Commissioner of Police
- Incumbent
- Assumed office 2 April 2025
- Chief Executive: John Lee Ka-chiu
- Preceded by: Raymond Siu

Personal details
- Born: 30 November 1972 (age 53) British Hong Kong
- Education: St. Paul's College Hong Kong Chinese University of Hong Kong (BS) University of Hong Kong (MPA)

= Joe Chow =

Commissioner of Police, Hong Kong

Joe Chow Yat-ming, PMSM (Chinese: 周一鳴; born 30 November 1972) is the current Commissioner of Police in Hong Kong since 2 April 2025.

== Career ==
Chow joined the Force in 1995 as an Inspector of Police. He has past experience in criminal investigation, intelligence gathering, and policy-making at many levels. In 2010, Chow was promoted to Superintendent and served in the Crime Wing Headquarters. Between 2012 and 2013, he was seconded to Interpol General Secretariat in Lyon, France as a Criminal Intelligence Officer.

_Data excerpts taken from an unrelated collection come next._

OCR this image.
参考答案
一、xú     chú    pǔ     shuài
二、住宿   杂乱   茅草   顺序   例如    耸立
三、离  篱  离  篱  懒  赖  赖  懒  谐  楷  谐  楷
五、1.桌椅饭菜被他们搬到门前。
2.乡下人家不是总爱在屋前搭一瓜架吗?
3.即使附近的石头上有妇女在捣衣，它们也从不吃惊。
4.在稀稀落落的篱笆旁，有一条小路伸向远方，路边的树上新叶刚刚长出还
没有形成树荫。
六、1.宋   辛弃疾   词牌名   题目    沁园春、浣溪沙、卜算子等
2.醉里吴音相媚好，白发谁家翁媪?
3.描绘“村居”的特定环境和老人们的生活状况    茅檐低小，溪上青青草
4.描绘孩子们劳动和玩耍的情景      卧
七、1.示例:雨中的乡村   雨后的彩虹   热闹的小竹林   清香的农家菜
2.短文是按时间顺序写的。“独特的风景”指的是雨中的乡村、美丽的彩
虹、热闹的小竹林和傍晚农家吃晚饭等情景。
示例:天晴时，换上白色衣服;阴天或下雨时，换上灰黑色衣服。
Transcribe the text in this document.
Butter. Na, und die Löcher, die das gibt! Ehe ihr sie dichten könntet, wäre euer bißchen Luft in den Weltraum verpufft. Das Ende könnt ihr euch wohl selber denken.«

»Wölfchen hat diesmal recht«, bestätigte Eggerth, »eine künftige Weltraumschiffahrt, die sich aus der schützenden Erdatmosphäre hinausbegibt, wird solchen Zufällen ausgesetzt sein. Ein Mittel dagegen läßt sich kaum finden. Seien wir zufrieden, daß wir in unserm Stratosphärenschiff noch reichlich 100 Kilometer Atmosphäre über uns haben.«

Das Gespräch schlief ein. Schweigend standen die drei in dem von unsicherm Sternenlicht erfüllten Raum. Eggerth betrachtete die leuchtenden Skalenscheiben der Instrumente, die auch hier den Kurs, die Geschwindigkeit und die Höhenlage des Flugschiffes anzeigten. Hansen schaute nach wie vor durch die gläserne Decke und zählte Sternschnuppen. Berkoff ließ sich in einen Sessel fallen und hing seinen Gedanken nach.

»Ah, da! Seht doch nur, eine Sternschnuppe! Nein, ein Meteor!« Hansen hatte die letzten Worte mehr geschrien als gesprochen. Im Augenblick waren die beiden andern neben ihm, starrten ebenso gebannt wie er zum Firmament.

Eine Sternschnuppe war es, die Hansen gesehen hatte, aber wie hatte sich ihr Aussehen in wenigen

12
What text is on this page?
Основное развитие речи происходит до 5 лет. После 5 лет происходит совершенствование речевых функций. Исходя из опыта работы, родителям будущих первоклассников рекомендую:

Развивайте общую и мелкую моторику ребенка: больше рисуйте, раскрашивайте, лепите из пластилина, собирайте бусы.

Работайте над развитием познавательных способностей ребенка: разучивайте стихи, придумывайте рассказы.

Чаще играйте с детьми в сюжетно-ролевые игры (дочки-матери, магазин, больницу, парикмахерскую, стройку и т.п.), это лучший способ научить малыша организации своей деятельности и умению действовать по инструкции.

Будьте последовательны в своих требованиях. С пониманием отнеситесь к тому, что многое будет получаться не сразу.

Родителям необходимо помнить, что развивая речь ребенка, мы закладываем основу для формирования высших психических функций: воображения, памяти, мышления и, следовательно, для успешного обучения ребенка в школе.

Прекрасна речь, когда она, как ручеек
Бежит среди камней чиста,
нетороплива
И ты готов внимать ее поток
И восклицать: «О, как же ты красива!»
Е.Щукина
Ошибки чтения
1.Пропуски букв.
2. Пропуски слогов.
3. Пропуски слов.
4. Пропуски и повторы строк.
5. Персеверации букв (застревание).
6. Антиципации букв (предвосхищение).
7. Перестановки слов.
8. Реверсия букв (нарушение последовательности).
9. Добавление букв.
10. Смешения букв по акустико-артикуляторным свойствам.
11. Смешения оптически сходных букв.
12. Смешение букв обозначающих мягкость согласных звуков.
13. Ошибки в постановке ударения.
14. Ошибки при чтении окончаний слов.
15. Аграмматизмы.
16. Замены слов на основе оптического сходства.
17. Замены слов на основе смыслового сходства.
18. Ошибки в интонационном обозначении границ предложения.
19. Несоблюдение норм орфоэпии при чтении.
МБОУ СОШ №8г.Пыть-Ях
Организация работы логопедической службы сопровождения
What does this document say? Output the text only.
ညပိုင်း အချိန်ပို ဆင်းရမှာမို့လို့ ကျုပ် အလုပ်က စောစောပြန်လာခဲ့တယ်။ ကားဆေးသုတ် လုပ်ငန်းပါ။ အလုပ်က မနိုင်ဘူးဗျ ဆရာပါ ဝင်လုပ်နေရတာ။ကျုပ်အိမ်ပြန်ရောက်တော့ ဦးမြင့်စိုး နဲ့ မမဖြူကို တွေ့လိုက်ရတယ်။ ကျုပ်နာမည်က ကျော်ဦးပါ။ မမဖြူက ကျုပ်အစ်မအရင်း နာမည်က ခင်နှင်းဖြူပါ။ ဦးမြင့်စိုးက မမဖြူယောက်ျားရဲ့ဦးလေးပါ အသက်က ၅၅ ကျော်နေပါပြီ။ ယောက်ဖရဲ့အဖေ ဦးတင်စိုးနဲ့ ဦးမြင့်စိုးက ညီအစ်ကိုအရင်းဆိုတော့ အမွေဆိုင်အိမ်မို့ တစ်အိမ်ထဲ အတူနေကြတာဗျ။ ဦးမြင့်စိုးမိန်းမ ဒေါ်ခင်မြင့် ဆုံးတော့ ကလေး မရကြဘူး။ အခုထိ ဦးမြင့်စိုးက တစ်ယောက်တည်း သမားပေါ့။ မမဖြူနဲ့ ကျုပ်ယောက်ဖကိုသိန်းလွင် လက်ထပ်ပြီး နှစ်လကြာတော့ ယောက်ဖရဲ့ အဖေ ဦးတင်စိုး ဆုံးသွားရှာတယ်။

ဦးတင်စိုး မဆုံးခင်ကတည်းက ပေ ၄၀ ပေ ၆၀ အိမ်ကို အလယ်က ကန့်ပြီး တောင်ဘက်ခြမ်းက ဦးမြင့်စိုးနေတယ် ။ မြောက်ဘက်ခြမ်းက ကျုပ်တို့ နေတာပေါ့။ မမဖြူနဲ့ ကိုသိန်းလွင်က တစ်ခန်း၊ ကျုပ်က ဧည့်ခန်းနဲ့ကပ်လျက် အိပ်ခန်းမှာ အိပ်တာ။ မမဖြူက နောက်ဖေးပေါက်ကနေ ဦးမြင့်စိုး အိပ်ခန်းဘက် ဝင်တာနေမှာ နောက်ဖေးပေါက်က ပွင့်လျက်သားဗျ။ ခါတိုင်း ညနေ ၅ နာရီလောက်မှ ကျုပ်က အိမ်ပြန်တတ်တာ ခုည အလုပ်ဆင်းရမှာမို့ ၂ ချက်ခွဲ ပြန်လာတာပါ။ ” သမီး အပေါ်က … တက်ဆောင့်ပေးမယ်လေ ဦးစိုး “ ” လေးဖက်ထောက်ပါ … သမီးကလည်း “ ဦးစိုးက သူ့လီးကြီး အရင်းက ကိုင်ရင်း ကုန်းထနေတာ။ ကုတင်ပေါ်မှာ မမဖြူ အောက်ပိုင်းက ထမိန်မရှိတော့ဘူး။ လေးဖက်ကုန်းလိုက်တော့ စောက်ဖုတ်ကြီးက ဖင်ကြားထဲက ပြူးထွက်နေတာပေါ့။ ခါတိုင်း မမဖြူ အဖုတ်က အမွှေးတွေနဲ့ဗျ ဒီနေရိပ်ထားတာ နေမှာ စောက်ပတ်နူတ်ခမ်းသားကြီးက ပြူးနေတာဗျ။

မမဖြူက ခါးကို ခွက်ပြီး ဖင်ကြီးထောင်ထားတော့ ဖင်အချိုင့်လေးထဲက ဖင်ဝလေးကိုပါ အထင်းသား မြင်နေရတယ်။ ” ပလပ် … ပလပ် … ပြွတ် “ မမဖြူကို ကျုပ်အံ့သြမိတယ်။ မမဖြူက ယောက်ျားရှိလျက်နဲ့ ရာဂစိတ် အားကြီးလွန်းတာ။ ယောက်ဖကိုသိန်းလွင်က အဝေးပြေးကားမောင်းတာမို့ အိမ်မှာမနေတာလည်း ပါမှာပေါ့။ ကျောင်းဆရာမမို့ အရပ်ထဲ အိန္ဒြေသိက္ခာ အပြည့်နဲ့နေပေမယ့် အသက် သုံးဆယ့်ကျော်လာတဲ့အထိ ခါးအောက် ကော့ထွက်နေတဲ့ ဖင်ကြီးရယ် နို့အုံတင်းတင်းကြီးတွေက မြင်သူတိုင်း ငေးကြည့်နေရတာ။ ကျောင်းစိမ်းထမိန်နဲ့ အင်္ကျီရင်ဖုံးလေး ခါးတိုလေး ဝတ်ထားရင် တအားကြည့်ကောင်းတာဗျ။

In 2013, soon after Chow got promoted to Senior Superintendent, he took up the office of Criminal Intelligence Bureau as the deputy in command. He later assumed the post of Chief Superintendent and commanded the bureau from 2016.

In 2017, Chow served as the District Commander of Yau Tsim Mong District and was subsequently appointed as the Deputy Regional Commander of Kowloon West Region in early 2019. During his tenure in Kowloon West Region, he handled the Polytechnic University Siege in November 2019. He was promoted to Assistant Commissioner in February 2020 and in charge of the Operations Wing and then the Personnel Wing. In January 2021, he was promoted to Senior Assistant Commissioner and worked as the Director of Personnel and Training. In August 2021, he took up the office of the Director of Crime and Security.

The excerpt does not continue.